The electronics jobs market is getting a bit desperate for people at the moment. I'm getting more than a dozen cold contacts per week. Not bad at 66 years old (though my mental age is a lot younger!). They're mostly from recruitment firms desperate for cannon fodder that fits some spec they've been given, but also from large firms contacting me directly. There may be lots more going on than you've noticed.

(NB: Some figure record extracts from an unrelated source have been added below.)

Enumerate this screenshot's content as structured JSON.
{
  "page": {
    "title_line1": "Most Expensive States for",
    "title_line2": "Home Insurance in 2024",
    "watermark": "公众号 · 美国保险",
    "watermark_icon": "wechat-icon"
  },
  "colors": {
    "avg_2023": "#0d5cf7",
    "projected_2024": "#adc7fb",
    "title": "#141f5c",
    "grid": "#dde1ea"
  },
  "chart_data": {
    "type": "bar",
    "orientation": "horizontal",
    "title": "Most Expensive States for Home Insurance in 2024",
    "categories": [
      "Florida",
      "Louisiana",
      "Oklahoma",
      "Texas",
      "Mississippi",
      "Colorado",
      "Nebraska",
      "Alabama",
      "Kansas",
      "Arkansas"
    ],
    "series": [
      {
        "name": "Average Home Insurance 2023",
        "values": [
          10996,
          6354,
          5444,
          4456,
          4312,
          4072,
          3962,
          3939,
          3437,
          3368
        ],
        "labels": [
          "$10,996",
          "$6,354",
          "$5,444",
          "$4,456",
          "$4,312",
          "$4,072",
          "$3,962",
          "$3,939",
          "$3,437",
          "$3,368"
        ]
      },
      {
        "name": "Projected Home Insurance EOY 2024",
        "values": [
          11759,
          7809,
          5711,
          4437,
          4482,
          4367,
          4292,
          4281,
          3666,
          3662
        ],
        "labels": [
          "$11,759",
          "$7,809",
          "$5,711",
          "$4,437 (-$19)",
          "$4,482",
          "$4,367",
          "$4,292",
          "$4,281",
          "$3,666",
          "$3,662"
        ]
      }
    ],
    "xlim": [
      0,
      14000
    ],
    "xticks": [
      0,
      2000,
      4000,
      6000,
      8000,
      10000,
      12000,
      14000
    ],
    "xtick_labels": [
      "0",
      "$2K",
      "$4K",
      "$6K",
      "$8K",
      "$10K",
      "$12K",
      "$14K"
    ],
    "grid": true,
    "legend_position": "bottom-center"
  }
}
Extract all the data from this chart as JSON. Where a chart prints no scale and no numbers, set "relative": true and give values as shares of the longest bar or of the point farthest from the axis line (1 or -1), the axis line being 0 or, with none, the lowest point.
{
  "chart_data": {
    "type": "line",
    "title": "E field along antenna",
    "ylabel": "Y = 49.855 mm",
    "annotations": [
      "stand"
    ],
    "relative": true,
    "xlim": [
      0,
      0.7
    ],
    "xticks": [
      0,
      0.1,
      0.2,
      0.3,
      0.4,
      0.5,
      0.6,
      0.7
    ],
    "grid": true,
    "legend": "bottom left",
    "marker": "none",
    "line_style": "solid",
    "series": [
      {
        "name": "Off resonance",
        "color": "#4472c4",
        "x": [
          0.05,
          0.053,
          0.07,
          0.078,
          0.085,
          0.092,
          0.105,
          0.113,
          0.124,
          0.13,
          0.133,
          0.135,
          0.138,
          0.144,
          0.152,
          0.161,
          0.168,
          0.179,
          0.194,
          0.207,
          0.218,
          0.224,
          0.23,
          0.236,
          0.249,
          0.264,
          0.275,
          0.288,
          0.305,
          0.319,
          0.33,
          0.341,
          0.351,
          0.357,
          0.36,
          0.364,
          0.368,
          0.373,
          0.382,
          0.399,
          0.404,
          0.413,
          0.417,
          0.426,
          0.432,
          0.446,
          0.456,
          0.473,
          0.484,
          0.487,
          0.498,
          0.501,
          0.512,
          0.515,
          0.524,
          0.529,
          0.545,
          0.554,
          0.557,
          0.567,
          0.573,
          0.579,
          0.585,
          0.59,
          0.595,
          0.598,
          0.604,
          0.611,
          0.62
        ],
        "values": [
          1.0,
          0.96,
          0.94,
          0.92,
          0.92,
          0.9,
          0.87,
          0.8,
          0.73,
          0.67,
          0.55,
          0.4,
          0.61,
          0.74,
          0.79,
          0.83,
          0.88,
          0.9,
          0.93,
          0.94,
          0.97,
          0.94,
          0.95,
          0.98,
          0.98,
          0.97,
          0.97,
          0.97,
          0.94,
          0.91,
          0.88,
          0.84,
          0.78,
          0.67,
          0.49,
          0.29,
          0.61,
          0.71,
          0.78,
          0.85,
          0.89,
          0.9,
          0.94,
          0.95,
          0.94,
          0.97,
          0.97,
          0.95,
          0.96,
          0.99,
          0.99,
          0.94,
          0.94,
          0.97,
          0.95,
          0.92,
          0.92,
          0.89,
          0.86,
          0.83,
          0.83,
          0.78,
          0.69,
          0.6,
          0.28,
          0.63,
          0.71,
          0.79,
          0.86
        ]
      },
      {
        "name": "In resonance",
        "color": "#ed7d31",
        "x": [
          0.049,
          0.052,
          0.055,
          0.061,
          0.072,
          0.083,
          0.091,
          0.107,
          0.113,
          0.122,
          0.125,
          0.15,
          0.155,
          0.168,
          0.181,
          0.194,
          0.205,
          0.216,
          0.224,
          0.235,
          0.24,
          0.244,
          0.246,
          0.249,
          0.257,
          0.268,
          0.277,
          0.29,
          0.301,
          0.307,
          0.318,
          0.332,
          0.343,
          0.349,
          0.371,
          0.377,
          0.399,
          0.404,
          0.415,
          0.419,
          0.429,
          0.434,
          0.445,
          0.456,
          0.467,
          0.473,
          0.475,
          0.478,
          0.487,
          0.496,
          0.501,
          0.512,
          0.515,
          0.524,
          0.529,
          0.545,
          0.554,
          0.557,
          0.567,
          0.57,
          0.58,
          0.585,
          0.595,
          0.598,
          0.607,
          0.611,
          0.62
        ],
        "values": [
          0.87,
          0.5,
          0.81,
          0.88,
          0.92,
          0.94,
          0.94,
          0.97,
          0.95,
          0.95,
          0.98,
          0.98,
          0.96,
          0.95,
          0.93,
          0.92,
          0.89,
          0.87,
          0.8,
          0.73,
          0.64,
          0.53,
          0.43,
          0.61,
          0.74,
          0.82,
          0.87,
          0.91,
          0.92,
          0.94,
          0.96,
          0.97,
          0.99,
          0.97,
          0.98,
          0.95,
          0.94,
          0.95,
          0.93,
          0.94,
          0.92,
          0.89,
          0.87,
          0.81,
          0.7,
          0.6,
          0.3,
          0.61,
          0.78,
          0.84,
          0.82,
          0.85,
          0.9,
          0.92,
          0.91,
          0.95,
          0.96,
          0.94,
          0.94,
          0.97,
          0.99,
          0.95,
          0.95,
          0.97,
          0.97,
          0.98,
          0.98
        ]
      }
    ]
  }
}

It sounds like you are strongly enamoured with the nature of your job, just not with the company. Travel would be needed to somewhere in the same field, right. But you aren't tied to that field. Your skills are applicable in other areas and if you have the dedication and skills to take things home to reverse engineer them in your own time, you could be just the sort of person some firm out ther would be appreciative of.

These sorts of bullying firms act to destroy people's confidence in themselves. It makes the job of bullying so much easier.

The big shrinkage of electronics with all the consumer stuff manufacturing having gone elsewhere has happened, it is complete. There is some coming back as problems are discovered in operating at such distance (culturally as well as geographically) and there are niche products that don't fit well with Chinese manufacturing ... too little turnover, too much skilled manual input, too specialised.

While the exodus was on, skilled electronics engineers were being dumped in hordes. Jobs were short.

Universities have now closed many courses, fewer young engineers are being trained. The pendulum has swung the other way and there is a shortage. Recruitment activity has surged in the past couple of years and the small number of students prepared to take on a notoriously difficult subject aren't enough to go round.

Keep your head down until the current pandemic is clear, and then start looking. Be careful to not do anything which could be used against you.

Find a job that is equally attractive, working for people you like.

The current lot are exploiting your reluctance to move. If you seem too settled, you get taken for granted and get treated like crap. I've been in that fix. I was too anchored right up until a change in company direction resulted in all the hardware people being made redundant. It was fun afterwards hearing all the difficulties they ran into unable to do the things I did for them. You only get appreciated after you've gone and by then it's too late.
"Hire the best people, then trust them to want to do a good job" A quote from Dave Packard. A hard nosed businessman and a fine humanitarian. Proof they are not mutually exclusive.